Circus Rambles - On growing up and how much it sucks
It's kind of insane to me that two years ago, I was in a different apartment two thousand miles away from here, going through some personal stuff and way more messed up in the head than I realized at the time. Reading that sentence back, it's easy to feel like not much has changed other than the actual apartment. But I like to think I'm a little better. I know how messed up I am now; that's gotta be some kind of improvement.
I struggle a lot with feeling old. Usually, I try to puzzle out that thought, because honestly, I'm not that old. Actually, I tend to get comments from people about how young I look. So why do I feel old? I think it's a mixture of how much I feel like I've wasted my life and how much fucked up shit I've gone through. My therapist said something about our life experiences having a big impact on the age we feel we are, and that's probably a way more eloquent way to put it.
I may not really be old, but everything in my past feels so distant. Like it didn't really happen to me, even though I know it did. This is probably because of all the dissociation that comes along with PTSD. Or maybe it's just good old-fashioned repression. Whatever the case, it's hard to picture things that happened in my earlier twenties without also thinking that wow, God, it's been such a long time. I have a lot of trauma buried in those years, most of which I won't be ready to talk about publicly for a long time. (I tend to keep things vague when it comes to that kind of personal life detail.) I suppose it's been there all this time, but at times I feel envious of my younger self, who didn't yet grasp the weight of all this stuff and thus didn't really have to deal with it. She just had to survive, and get older. And she grew up into me, a bitter and cynical adult who has some nostalgia for the younger years even though objectively they really sucked at times.
Like drinking with friends. There were a couple of years before the alcoholism developed where I was able to actually enjoy drinking socially. Those years are long gone, obviously. I suppose part of the reason I remember them fondly is because it was before drinking became such a complicated problem. It was simple back then. I always have liked simplicity. It was also nice having friends, to be honest. I've come to terms with the fact that I enjoy spending large amounts of time alone. But I also have a hard time making friends and getting along with people due to my social anxiety disorder, and I resent it at times. I wish it were easier for me to get on with others sometimes.

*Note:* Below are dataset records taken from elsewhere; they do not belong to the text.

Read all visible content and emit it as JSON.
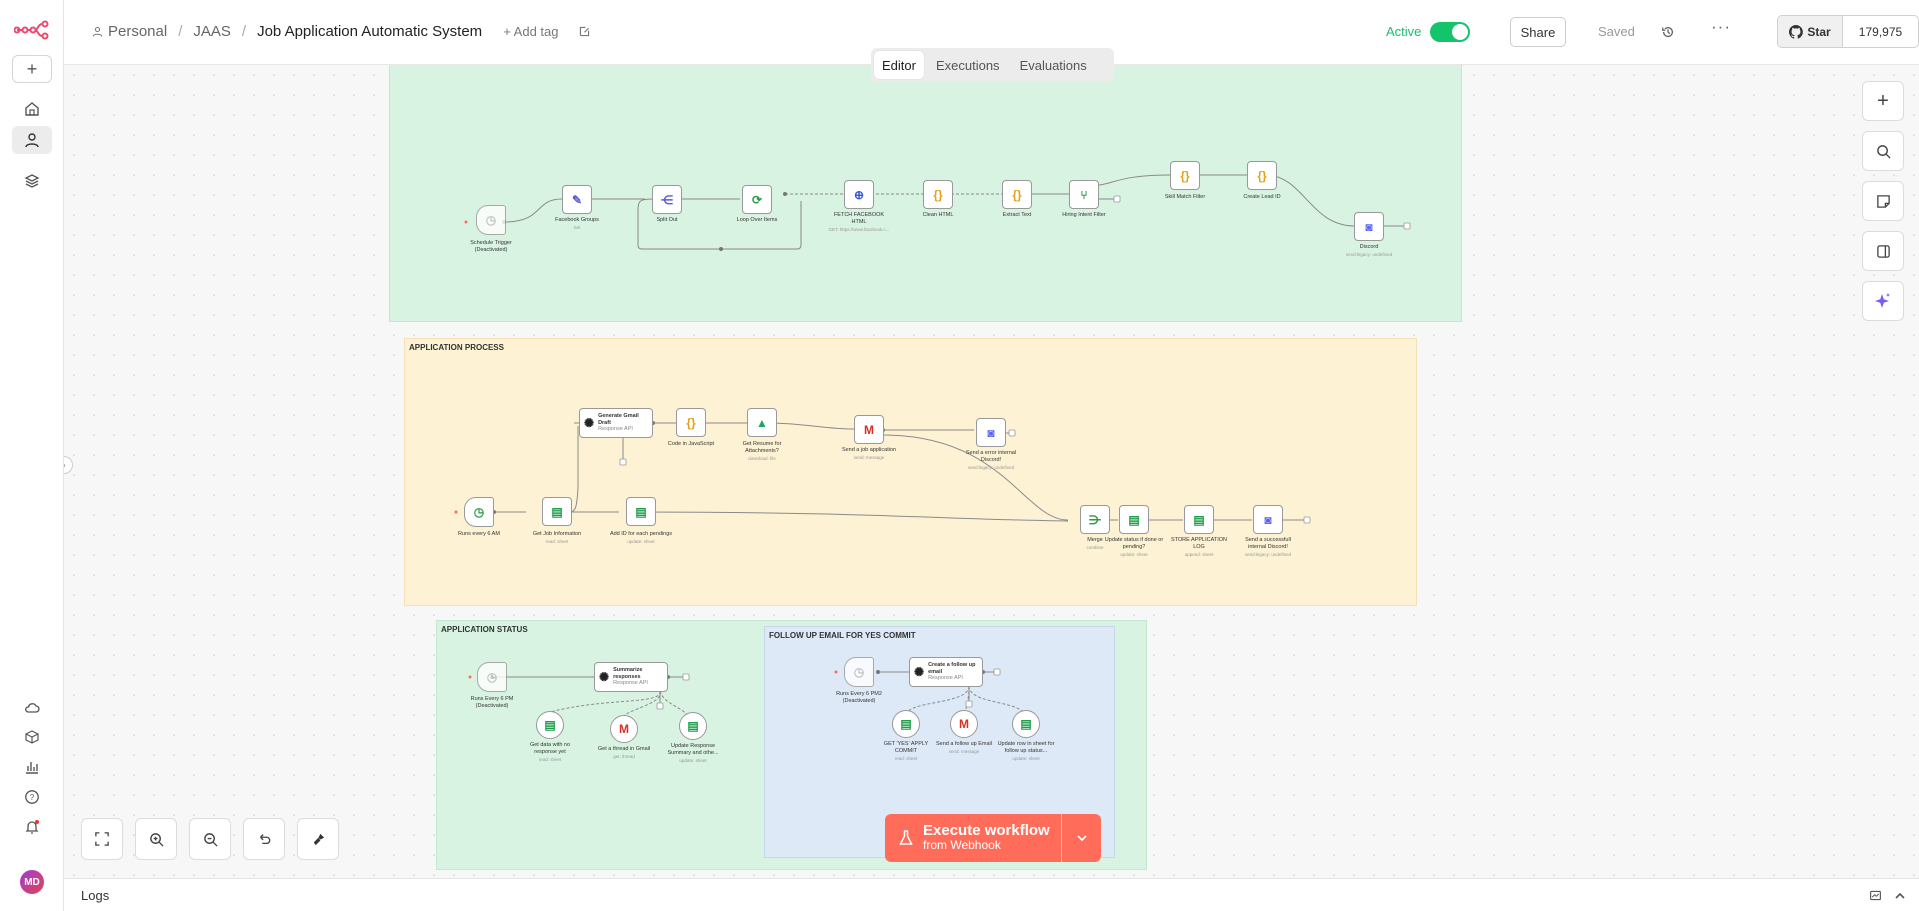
{
  "header": {
    "breadcrumb": {
      "project": "Personal",
      "folder": "JAAS",
      "workflow": "Job Application Automatic System"
    },
    "add_tag": "+ Add tag",
    "status_label": "Active",
    "share": "Share",
    "saved": "Saved",
    "github": {
      "star": "Star",
      "count": "179,975"
    }
  },
  "tabs": [
    "Editor",
    "Executions",
    "Evaluations"
  ],
  "sidebar": {
    "avatar": "MD"
  },
  "canvas": {
    "groups": {
      "application_process": "APPLICATION PROCESS",
      "application_status": "APPLICATION STATUS",
      "follow_up": "FOLLOW UP EMAIL FOR YES COMMIT"
    },
    "nodes": {
      "schedule_trigger": {
        "title": "Schedule Trigger (Deactivated)"
      },
      "facebook_groups": {
        "title": "Facebook Groups",
        "sub": "Set"
      },
      "split_out": {
        "title": "Split Out"
      },
      "loop_over_items": {
        "title": "Loop Over Items"
      },
      "fetch_html": {
        "title": "FETCH FACEBOOK HTML",
        "sub": "GET: https://www.facebook.c..."
      },
      "clean_html": {
        "title": "Clean HTML"
      },
      "extract_text": {
        "title": "Extract Text"
      },
      "hiring_intent_filter": {
        "title": "Hiring Intent Filter"
      },
      "skill_match_filter": {
        "title": "Skill Match Filter"
      },
      "create_lead_id": {
        "title": "Create Lead ID"
      },
      "discord_1": {
        "title": "Discord",
        "sub": "send:legacy: undefined"
      },
      "generate_gmail_draft": {
        "title": "Generate Gmail Draft",
        "sub": "Response API"
      },
      "code_js": {
        "title": "Code in JavaScript"
      },
      "get_resume": {
        "title": "Get Resume for Attachments?",
        "sub": "download: file"
      },
      "send_job_application": {
        "title": "Send a job application",
        "sub": "send: message"
      },
      "send_error_discord": {
        "title": "Send a error internal Discord!",
        "sub": "send:legacy: undefined"
      },
      "runs_6am": {
        "title": "Runs every 6 AM"
      },
      "get_job_info": {
        "title": "Get Job Information",
        "sub": "read: sheet"
      },
      "add_id": {
        "title": "Add ID for each pendings",
        "sub": "update: sheet"
      },
      "merge": {
        "title": "Merge",
        "sub": "combine"
      },
      "update_status": {
        "title": "Update status if done or pending?",
        "sub": "update: sheet"
      },
      "store_log": {
        "title": "STORE APPLICATION LOG",
        "sub": "append: sheet"
      },
      "send_success_discord": {
        "title": "Send a successfull internal Discord!",
        "sub": "send:legacy: undefined"
      },
      "runs_6pm": {
        "title": "Runs Every 6 PM (Deactivated)"
      },
      "summarize_responses": {
        "title": "Summarize responses",
        "sub": "Response API"
      },
      "get_no_response": {
        "title": "Get data with no response yet",
        "sub": "read: sheet"
      },
      "get_thread": {
        "title": "Get a thread in Gmail",
        "sub": "get: thread"
      },
      "update_response": {
        "title": "Update Response Summary and othe...",
        "sub": "update: sheet"
      },
      "runs_6pm_2": {
        "title": "Runs Every 6 PM2 (Deactivated)"
      },
      "create_follow_up": {
        "title": "Create a follow up email",
        "sub": "Response API"
      },
      "get_yes_apply": {
        "title": "GET 'YES' APPLY COMMIT",
        "sub": "read: sheet"
      },
      "send_follow_up": {
        "title": "Send a follow up Email",
        "sub": "send: message"
      },
      "update_follow_up": {
        "title": "Update row in sheet for follow up status...",
        "sub": "update: sheet"
      }
    }
  },
  "execute": {
    "label": "Execute workflow",
    "sub": "from Webhook"
  },
  "logs": {
    "label": "Logs"
  },
  "colors": {
    "accent": "#ff6d5a",
    "active": "#13c46a"
  }
}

And...okay. I really don't talk about this much on here. But before I moved to Washington, I was in an on-and-off-but-eventually-stabilized-to-on relationship for about six years. I have a lot of work on myself to do before I'm ready to talk about that, I think. All I really want to say about it right now is, when I moved to Washington he didn't come with me. I haven't been in a relationship since then, and I haven't actually decided if I even want to again. It's kind of complicated. The therapist helps with that. But there are things I miss sometimes. I'm rather averse to physical touch, and in fact, the last time I took that Love Languages test I got a whopping 0 in Physical Touch. But I won't deny that cuddling with someone you love is nice. Also, I'm not big on cooking for myself, but I love making food for other people, and I especially love making lunch boxes for other people. Kind of harder to do that for just random coworkers and/or strangers, you know.

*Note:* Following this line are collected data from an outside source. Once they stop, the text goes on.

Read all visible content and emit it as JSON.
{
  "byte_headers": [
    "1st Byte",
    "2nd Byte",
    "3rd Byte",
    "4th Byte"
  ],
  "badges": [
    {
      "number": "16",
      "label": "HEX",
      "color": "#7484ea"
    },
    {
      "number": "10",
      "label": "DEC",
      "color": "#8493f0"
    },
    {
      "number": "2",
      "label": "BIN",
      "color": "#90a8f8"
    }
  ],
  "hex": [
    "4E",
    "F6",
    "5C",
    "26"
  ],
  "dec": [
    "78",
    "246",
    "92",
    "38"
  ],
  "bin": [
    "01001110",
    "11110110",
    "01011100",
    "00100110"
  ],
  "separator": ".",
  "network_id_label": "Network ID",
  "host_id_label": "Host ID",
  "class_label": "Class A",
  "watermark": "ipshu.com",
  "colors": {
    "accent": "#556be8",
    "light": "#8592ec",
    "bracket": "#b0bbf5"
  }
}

But do you want to know what really got this whole entire ramble started? I recently found out that a celebrity I admired did some horrible, awful things to their ex-partner. I'm not going to name any party involved. But it kind of shattered me a bit. Maybe it shouldn't have surprised me so much, what with how the last few years have gone in regards to finding out terrible things about famous people. But it did. I guess it's sort of like justifying all the little things your partner does to hurt you. You think you're immune somehow. You think you'd know if you were really getting hurt, if they were really a terrible person.

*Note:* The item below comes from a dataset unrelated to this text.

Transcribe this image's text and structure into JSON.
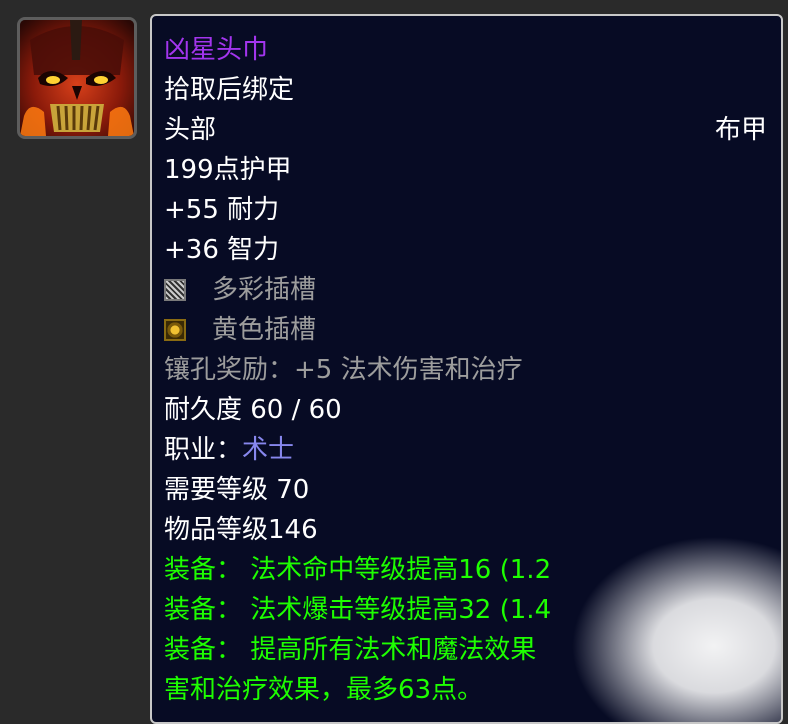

And I'm jealous of that past me, who got to enjoy admiring a celebrity without having this knowledge. I'm disappointed in myself for ever feeling that way. I know I need to not put people on pedestals. Celebrities are humans like us and they make mistakes and they're not perfect, and none of that knowledge should shock me. But eh. I'm dealing with it. Again, the therapist helps with that.
I've never felt like I really know how to adult. I feel like at some point, you're just supposed to wake up one day and know how to be a functioning adult in society, and I haven't woken up yet. I guess I am an adult, though. With all that entails.
Basically I just spent over nine hundred works to tell you that growing up sucks. There's a reason these are labelled as "rambles" and I hope you know that by now.